I have considerable respect for the EIA’s work but its shale projections have consistently puzzled me. It seems that the EIA includes probable and possible reserves as well as technically recoverable resources in its tight oil volumes. It does this without any consideration for its own oil-price projections and implications for commercially producible oil.
This unfortunately encourages the popular belief that shale plays will last forever. The problem is that these plays are just like all others except that they cost a lot more to drill and complete. They are fields. All fields decline.
Permian tight oil reserves are estimated at about 15 billion barrels. That’s similar to the reserves for Prudhoe Bay, North America’s largest field. Production peaked in 1987 at 1.7 mmb/d and has declined to 208,000 b/d in 2023 (Figure 9).
In what parallel universe do shale plays get an EIA pass on the laws of earth physics followed by Prudhoe Bay in order to produce near current levels until the middle of this century?
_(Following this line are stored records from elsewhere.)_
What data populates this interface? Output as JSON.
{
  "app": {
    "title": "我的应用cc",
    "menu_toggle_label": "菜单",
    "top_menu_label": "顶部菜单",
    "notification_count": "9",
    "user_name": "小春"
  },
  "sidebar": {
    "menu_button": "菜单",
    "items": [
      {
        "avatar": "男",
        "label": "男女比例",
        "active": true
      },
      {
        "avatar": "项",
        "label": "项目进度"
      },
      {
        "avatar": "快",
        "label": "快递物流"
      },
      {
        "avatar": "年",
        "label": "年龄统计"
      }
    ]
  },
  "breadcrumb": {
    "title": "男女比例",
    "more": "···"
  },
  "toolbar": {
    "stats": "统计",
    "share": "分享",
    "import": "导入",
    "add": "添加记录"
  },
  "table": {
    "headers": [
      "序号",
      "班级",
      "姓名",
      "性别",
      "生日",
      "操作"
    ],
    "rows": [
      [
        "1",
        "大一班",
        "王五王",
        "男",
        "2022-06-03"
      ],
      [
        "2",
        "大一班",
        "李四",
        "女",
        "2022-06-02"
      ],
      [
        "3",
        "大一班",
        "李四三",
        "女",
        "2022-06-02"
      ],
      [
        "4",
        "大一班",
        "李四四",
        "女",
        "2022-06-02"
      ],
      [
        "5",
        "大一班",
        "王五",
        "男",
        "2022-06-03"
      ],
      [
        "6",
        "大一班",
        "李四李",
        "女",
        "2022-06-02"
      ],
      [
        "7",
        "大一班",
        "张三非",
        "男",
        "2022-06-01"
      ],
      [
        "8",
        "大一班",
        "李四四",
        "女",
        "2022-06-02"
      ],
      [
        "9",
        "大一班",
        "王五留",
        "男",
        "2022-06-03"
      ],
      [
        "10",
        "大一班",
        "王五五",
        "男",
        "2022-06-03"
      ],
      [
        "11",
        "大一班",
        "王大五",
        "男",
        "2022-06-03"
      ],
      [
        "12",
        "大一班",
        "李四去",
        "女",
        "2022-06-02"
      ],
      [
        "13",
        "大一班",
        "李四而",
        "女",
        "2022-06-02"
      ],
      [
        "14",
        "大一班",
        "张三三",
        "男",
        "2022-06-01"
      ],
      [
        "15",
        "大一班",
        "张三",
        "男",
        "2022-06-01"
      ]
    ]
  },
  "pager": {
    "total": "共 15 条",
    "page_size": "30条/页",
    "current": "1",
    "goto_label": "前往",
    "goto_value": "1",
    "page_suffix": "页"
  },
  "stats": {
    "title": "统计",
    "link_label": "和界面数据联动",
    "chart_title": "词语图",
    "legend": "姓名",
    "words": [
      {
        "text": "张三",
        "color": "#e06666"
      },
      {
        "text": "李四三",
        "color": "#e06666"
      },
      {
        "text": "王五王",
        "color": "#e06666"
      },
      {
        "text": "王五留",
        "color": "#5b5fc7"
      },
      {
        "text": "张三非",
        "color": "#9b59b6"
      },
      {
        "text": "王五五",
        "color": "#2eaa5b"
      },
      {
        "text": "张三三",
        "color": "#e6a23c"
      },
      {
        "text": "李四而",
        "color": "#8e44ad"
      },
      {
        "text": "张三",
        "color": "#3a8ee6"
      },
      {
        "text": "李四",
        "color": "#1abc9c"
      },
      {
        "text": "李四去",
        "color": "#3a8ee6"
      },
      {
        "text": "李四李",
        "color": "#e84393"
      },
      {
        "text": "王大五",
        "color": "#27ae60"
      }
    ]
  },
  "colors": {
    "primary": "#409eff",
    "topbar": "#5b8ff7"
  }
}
The signals are flashing yellow if not red about the future of tight oil production. My analysis is not an outlier. In May, Pioneer CEO Scott Sheffield said that Permian output will peak in 5 to 6 years. In November, Continental Resources Chair Harold Hamm suggested that core areas of the Bakken play were reaching their peak, and that deeper “tough rock” objectives would be needed to sustain production. Goehring and Rozencwajg wrote in May that the Permian basin was depleting faster than generally believed and that output might peak in 2023.
This is the beginning of the end for the Permian and other tight oil plays. There are decades of remaining production but at lower rates. The data is clear. Wells are producing less than in previous years. It doesn’t take a degree in petroleum geology or engineering to understand what that means. The production peak may come in 2024 or several years later. The details do not interest me.
A long-term decline in shale play oil production that accounts for almost 70% of U.S. supply requires our attention. It may be a good thing for the environment and climate change but it will also accelerate the trauma of a society which is unprepared to live with less.